The main goal of these efforts is to improve the measurement
accuracy of the petroleum/mineral content of these natural
structures.
Exploration of Earth, its moon, and Mars for these petroleum
and strategic mineral deposits is accomplished in part through
the use of nuclear technology in the form of remote sensing
devices that utilize high energy neutrons and gamma rays.
These very penetrating nuclear particles and rays are injected
into porous media where they propagate and subsequently
acquire spatial, temporal, and energy features that can be
measured and then used by experts to determine some of the
physical properties of these porous media.

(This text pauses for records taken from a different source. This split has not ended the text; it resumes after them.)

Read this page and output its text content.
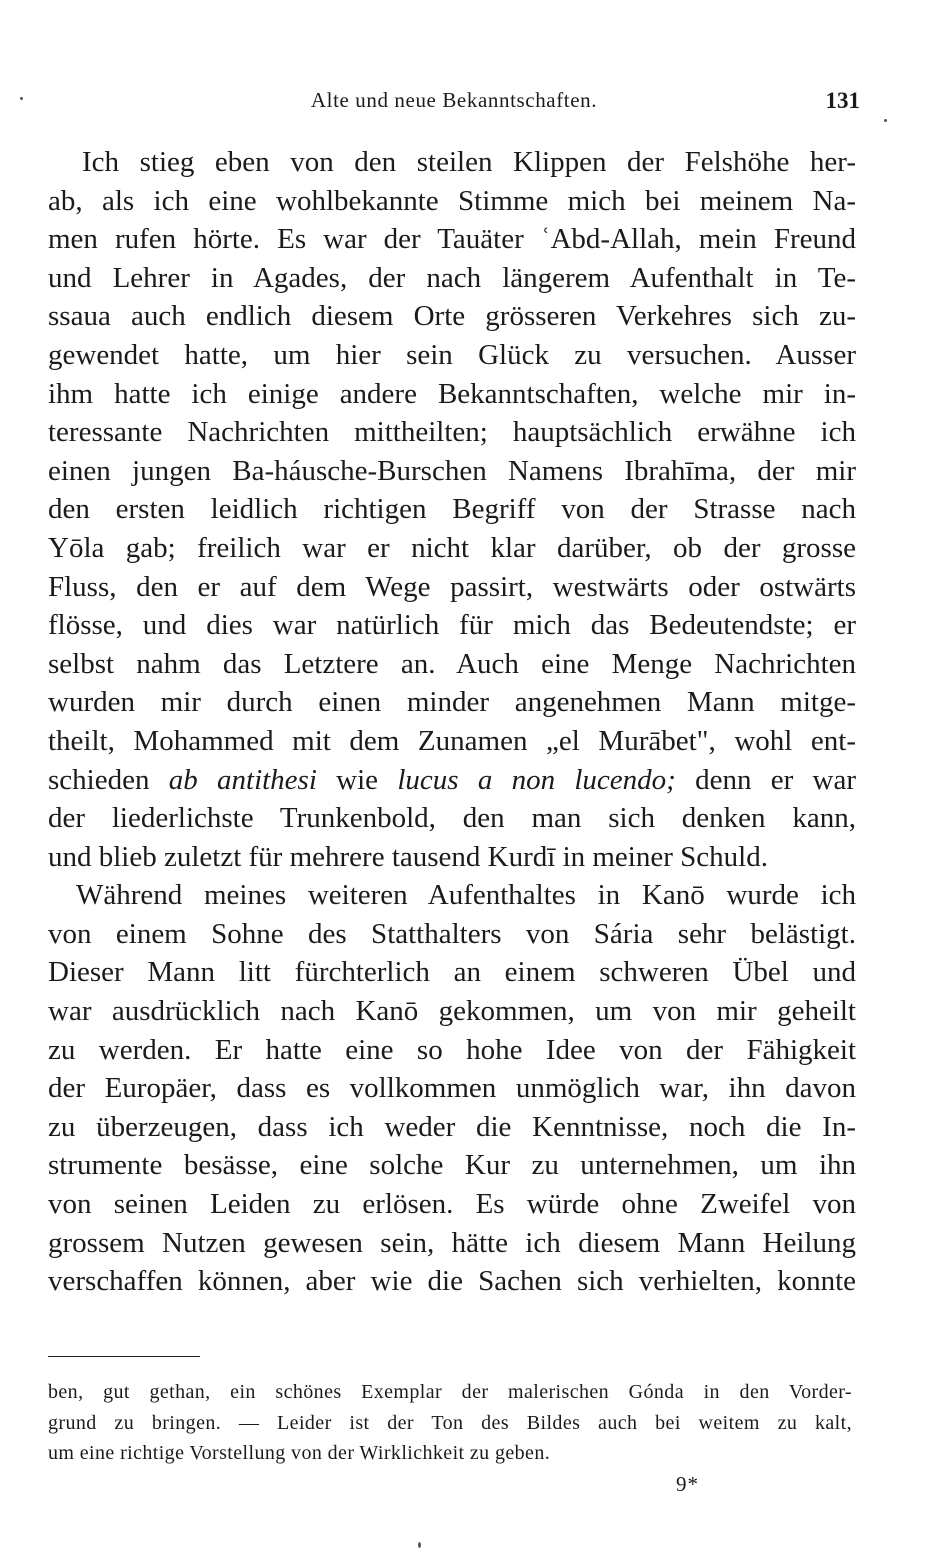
Alte und neue Bekanntschaften.	131
Ich stieg eben von den steilen Klippen der Felshöhe her-
ab, als ich eine wohlbekannte Stimme mich bei meinem Na-
men rufen hörte. Es war der Tauäter ʿAbd-Allah, mein Freund
und Lehrer in Agades, der nach längerem Aufenthalt in Te-
ssaua auch endlich diesem Orte grösseren Verkehres sich zu-
gewendet hatte, um hier sein Glück zu versuchen. Ausser
ihm hatte ich einige andere Bekanntschaften, welche mir in-
teressante Nachrichten mittheilten; hauptsächlich erwähne ich
einen jungen Ba-háusche-Burschen Namens Ibrahīma, der mir
den ersten leidlich richtigen Begriff von der Strasse nach
Yōla gab; freilich war er nicht klar darüber, ob der grosse
Fluss, den er auf dem Wege passirt, westwärts oder ostwärts
flösse, und dies war natürlich für mich das Bedeutendste; er
selbst nahm das Letztere an. Auch eine Menge Nachrichten
wurden mir durch einen minder angenehmen Mann mitge-
theilt, Mohammed mit dem Zunamen „el Murābet", wohl ent-
schieden ab antithesi wie lucus a non lucendo; denn er war
der liederlichste Trunkenbold, den man sich denken kann,
und blieb zuletzt für mehrere tausend Kurdī in meiner Schuld.
Während meines weiteren Aufenthaltes in Kanō wurde ich
von einem Sohne des Statthalters von Sária sehr belästigt.
Dieser Mann litt fürchterlich an einem schweren Übel und
war ausdrücklich nach Kanō gekommen, um von mir geheilt
zu werden. Er hatte eine so hohe Idee von der Fähigkeit
der Europäer, dass es vollkommen unmöglich war, ihn davon
zu überzeugen, dass ich weder die Kenntnisse, noch die In-
strumente besässe, eine solche Kur zu unternehmen, um ihn
von seinen Leiden zu erlösen. Es würde ohne Zweifel von
grossem Nutzen gewesen sein, hätte ich diesem Mann Heilung
verschaffen können, aber wie die Sachen sich verhielten, konnte
ben, gut gethan, ein schönes Exemplar der malerischen Gónda in den Vorder-
grund zu bringen. — Leider ist der Ton des Bildes auch bei weitem zu kalt,
um eine richtige Vorstellung von der Wirklichkeit zu geben.
9*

For example, total fluid content (porosity) and fluid fractional
volumes (oil/gas/water saturations) of earth formations
are
routinely determined by oilfield service companies like
Schlumberger and Halliburton with their nuclear probes called
sondes
or logging tools. In favorable cases, specific elements
may be determined, such as carbon, calcium, iron, oxygen,
sulfur, silicon; nickel and manganese; or aluminum, as in
bauxite or certain clay minerals.
Nuclear micro-geophysical models govern the propagation of
neutrons and gamma rays in such porous media. These
models have generally assumed infinitesimal pore sizes with
no laminations. However, many commercially successful
petroleum reservoirs contain vuggy porous systems with finite
pore sizes and laminated beds with alternating fluid and
mineral content.
This website describes major advances in nuclear micro-
geophysical modeling in thinly laminated media and vuggy
porous media, both with finite pore sizes. The impact of pore
size on fast neutron, thermal neutron, and gamma ray
measurements (including bulk density) is provided.
Recently, Doctor Neutron successfully added FRACTAL
DIMENSION to his model: pores are now permitted to have
radii distributed from a maximum value (Rmax) down to a
minimum value (Rmin), with a self-similar pore size
distribution governed by a single fractal dimension (D).